17. September 200520 J. Hallo, ich fahre einen 2.1TD Diesel Y4, mit jetzt ca. 112000 km, Bj.98. Ab wann sollte man die Federkugeln wechseln, und läßt sich das durch einen einfachen Selbsttest bestimmen? Wechselt man alle gleichzeitig oder werden die Kugeln unterschiedlichst belastet und von daher auch zu verschiedenen Zeiten ausgetauscht? Danke für eure Antworten TD Andi
17. September 200520 J. Selbsttest wie bei einem normalen Stoßdämpfer ! Wenn sehr weich fehlt der Kugel Gas ! Wenn du bald genug daraufkommst kann man in der Werkstatt das Gas nachfüllen lassen, was aber auch nicht gerade "billig" ist
17. September 200520 J. Sehr weich fehlt Gas???? Dann fehlt in meinem BX aber eine Menge Gas :-) Ne,im Ernst,je weniger Gas in den Kugeln desto härter... Am besten Vergleichsfahrzeug mit guten Kugeln fahren und dann vergleichen.Wenn er schon hoppelt,wirds auf alle Fälle Zeit zum wechseln. Achsweise wechseln,wie bei den Stoßdämpfern.Bei der Gelegenheit eventuell auch gleich mal LHM wechseln.

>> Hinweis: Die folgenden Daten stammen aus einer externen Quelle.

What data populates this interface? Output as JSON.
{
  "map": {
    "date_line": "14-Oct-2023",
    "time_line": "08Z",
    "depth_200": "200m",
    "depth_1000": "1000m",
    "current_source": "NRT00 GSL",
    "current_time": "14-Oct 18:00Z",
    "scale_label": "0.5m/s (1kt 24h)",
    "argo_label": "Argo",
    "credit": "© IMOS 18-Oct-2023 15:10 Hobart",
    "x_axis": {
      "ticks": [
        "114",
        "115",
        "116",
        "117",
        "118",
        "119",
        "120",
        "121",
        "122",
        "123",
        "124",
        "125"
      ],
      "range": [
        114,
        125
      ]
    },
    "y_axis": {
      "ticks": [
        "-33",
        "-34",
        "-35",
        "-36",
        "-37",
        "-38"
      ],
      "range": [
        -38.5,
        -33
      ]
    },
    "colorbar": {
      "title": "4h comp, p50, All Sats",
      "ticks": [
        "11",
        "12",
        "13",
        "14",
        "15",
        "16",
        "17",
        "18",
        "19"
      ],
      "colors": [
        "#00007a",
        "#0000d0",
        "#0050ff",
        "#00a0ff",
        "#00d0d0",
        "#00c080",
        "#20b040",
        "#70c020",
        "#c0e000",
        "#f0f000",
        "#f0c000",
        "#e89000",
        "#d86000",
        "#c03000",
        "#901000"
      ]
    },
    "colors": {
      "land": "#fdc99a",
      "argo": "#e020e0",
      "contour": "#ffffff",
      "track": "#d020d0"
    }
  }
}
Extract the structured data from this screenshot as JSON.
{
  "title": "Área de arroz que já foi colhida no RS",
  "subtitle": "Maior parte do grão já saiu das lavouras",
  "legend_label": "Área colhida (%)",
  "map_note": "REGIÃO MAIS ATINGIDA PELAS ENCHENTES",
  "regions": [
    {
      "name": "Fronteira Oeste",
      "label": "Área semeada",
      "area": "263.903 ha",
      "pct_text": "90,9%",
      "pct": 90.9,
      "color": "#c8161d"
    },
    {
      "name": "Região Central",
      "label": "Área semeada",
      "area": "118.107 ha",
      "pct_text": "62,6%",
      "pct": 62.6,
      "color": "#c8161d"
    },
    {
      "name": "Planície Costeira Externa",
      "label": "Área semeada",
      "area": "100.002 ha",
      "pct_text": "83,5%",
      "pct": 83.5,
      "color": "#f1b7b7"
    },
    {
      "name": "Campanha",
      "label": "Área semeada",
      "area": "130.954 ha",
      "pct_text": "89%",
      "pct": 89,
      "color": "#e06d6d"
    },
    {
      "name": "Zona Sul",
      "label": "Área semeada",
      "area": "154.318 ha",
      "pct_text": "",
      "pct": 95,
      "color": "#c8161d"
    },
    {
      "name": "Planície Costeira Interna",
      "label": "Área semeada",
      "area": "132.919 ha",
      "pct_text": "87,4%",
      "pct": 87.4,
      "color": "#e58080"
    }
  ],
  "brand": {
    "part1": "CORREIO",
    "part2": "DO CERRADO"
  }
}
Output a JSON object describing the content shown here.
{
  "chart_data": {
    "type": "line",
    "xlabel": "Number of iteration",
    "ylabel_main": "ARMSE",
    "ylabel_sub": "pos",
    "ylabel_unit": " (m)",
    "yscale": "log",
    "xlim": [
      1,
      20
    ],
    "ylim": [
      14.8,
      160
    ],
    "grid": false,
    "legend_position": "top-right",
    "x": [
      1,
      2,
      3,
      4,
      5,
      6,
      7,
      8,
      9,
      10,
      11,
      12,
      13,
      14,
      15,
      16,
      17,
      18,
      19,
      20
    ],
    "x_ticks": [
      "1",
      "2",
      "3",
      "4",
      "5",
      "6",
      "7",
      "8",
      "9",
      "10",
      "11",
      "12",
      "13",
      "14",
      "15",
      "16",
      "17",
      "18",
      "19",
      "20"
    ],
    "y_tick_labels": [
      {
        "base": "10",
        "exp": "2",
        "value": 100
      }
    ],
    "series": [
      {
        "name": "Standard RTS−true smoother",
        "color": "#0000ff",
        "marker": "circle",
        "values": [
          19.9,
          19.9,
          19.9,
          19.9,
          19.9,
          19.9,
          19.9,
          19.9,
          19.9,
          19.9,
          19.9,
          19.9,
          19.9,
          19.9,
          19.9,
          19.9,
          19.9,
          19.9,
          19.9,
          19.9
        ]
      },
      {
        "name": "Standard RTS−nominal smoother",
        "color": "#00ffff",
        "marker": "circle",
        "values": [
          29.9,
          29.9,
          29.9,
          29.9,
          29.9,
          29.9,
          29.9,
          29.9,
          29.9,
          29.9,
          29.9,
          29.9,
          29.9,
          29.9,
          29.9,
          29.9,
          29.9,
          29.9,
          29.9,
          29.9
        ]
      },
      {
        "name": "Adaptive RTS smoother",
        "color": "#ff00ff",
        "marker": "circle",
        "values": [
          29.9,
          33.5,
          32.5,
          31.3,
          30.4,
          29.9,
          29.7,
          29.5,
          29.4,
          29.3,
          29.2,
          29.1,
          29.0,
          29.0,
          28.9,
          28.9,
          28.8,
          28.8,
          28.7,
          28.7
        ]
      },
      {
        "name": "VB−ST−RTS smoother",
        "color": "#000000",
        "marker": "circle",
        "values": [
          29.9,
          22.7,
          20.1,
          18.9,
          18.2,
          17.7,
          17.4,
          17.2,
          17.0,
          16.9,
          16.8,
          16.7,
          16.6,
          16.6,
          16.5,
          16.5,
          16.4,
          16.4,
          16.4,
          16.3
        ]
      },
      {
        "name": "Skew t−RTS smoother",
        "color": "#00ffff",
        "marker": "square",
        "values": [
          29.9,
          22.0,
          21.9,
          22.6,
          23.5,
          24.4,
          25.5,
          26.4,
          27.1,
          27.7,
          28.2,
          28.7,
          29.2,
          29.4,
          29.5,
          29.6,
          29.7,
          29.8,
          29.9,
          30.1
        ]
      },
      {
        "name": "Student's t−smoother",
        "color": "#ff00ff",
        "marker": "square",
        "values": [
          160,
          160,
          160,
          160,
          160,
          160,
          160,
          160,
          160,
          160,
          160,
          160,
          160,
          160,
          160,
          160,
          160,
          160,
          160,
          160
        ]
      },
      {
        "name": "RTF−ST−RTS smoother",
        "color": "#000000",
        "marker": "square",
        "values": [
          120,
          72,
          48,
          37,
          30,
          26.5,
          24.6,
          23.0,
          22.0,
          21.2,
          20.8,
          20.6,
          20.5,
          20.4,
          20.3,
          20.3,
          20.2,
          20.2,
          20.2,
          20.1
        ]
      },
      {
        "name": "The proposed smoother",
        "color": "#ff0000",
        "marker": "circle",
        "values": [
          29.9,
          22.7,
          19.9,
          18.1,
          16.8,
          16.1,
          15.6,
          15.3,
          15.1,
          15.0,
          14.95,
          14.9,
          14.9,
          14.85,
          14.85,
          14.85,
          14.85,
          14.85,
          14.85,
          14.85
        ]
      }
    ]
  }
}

17. September 200520 J. Genau, im Gegensatz zu konventionellen Stossdämpfern werden Federkugeln nicht weicher bzw. unterdämpfter sondern härter. Schuld hat die Diffusion des Stickstoffs durch die Membran in der Kugel. Alles hier schon 1000mal breitgetreten. Also : straffer oder gar hoppelnder XM = Kugeln erneuern. Am besten alle.
17. September 200520 J. Nachdem sie mir in der Werkstatt das Gas nachgefüllt haben ist mein X1 eher straffer geworden, nicht so schwammig
17. September 200520 J. Das Gas hätte nicht bei dir sondern beim Auto nachgefüllt werden müssen :-))) Sorry, die Vorlage war so schön......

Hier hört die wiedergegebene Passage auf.